Mehmet’in eli bıyıklarına gitti. Parmaklarıyla biraz düzeltti. İstemeden de olsa, bir çırpıda bulunduğu ima da boşa gitmişti. Diğer elini, paltosunun yan cebine sokup, içerisindeki çay bardağını sımsıkı tuttu.

İki hafta evveliydi. Selim’in doğum günü için gittikleri, Asmalımescit’teki o küçük bodrum katında oturuyorlardı. Mehmet, önündeki tabakta duran pasta diliminden birkaç parça yiyebilmiş, tabağın kenarındaki kremayla oyalanırken; İpek, elinde çay dolu bir bardakla gelip, Mehmet’in karşısındaki sandalyeye oturuvermişti; “Senin için” demişti. “Dalgın olduğunu gördüm ve sanırım biraz yorgunsun da…” Küçük yudumlarla, ağır ağır ve yarıdan fazlasını da soğuk halde içmişti. Tam ortasında bulunduğu sahneyi değiştirmeye o kadar eli varmamıştı ki, yan masada duran şeker kutusuna bile uzanamamıştı, çayına atabilmek için. Şekersiz mi içmişti? Bilâkis, içtiği içeceği en tatlı çaydı belki. Sonra, garson kıza ve arkadaşlarına çaktırmamaya ihtimam gösterip, atıvermişti bardağı cebine. O günden beri, cümleler biriktiriyordu içinde. İpek’in yaldızlı saçlarına, maviden yeşile ve yeşilden maviye benzersiz geçişler yapan gözlerine, heyecanlandığı vakit kızaran yanaklarına ve sesindeki, isminden yansıyan serin yumuşaklığa.

Şimdi, ansızın dökse miydi o bardakta biriktirdiği cümleleri masanın üzerine? Yoksa yine, yarına mı bıraksaydı? Usulca demlenmeye. Duraksayarak, tane tane konuşmaya başladı:

―İpek, ben sana bir şey söylemek istiyorum.
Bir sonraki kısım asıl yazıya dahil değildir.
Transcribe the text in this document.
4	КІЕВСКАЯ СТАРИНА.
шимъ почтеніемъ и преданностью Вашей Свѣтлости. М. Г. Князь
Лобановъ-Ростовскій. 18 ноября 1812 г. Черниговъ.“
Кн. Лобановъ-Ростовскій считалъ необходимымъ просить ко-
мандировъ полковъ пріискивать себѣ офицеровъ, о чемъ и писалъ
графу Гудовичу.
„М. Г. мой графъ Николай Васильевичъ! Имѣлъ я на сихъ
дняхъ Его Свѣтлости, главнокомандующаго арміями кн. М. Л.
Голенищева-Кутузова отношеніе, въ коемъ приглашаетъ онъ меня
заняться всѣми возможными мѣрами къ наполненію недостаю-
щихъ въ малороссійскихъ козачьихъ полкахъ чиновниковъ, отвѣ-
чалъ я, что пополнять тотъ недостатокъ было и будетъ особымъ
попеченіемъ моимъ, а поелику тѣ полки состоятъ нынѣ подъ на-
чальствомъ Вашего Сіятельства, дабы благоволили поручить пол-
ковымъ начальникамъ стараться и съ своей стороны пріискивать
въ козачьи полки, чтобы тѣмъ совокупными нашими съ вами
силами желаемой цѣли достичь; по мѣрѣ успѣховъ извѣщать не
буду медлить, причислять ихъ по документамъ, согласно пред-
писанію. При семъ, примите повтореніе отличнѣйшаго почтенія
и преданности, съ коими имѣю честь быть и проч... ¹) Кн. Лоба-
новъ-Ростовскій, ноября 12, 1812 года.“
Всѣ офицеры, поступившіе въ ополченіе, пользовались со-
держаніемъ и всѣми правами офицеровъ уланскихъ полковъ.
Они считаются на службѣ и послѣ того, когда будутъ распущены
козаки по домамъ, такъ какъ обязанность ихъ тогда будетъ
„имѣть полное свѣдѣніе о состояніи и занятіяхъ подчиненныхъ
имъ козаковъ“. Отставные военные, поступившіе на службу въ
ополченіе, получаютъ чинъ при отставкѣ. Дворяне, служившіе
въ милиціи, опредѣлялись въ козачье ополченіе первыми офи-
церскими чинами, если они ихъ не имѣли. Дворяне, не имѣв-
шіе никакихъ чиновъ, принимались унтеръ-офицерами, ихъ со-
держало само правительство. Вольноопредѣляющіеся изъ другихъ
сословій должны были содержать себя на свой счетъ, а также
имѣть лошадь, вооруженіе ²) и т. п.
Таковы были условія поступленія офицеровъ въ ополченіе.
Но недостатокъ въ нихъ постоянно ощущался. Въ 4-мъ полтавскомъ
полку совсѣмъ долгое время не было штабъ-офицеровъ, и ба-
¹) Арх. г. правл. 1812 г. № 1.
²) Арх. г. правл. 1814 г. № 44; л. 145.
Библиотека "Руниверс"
Epeydir ertelediğim ve artık tekrar yarına bırakmamın da mümkün olmadığı… Söylerken, dilimin düğümlendiği…

Nefesini tuttu. İpek, doğruca O’nun gözlerine bakıyordu şimdi. Elinin bir hareketiyle saçlarını arkaya attı. Tam da o anda Mehmet, dudağının kenarındaki tebessümü yakaladı. Tuttuğu nefesini burun deliklerinden hafifçe verirken, eli sigara paketine gitti. Sigarayı dudaklarına götürürken ve masada duran çakmakla alelacele yakarken ellerinin titrediğini hissetti.

―Olmuyor, yapamayacağım, dedi ve iç cebinden bir kalem çıkarıp, İpek’in önünde duran kitabı kendi önüne çekti. Şairin ve kitabın adının yazılı olduğu ilk sayfayı açıp yazmaya başladı. Bitirdiğinde, sigarasından kısa bir nefes çekip, kitabın kapağını kapattı ve masanın ortasına bıraktı.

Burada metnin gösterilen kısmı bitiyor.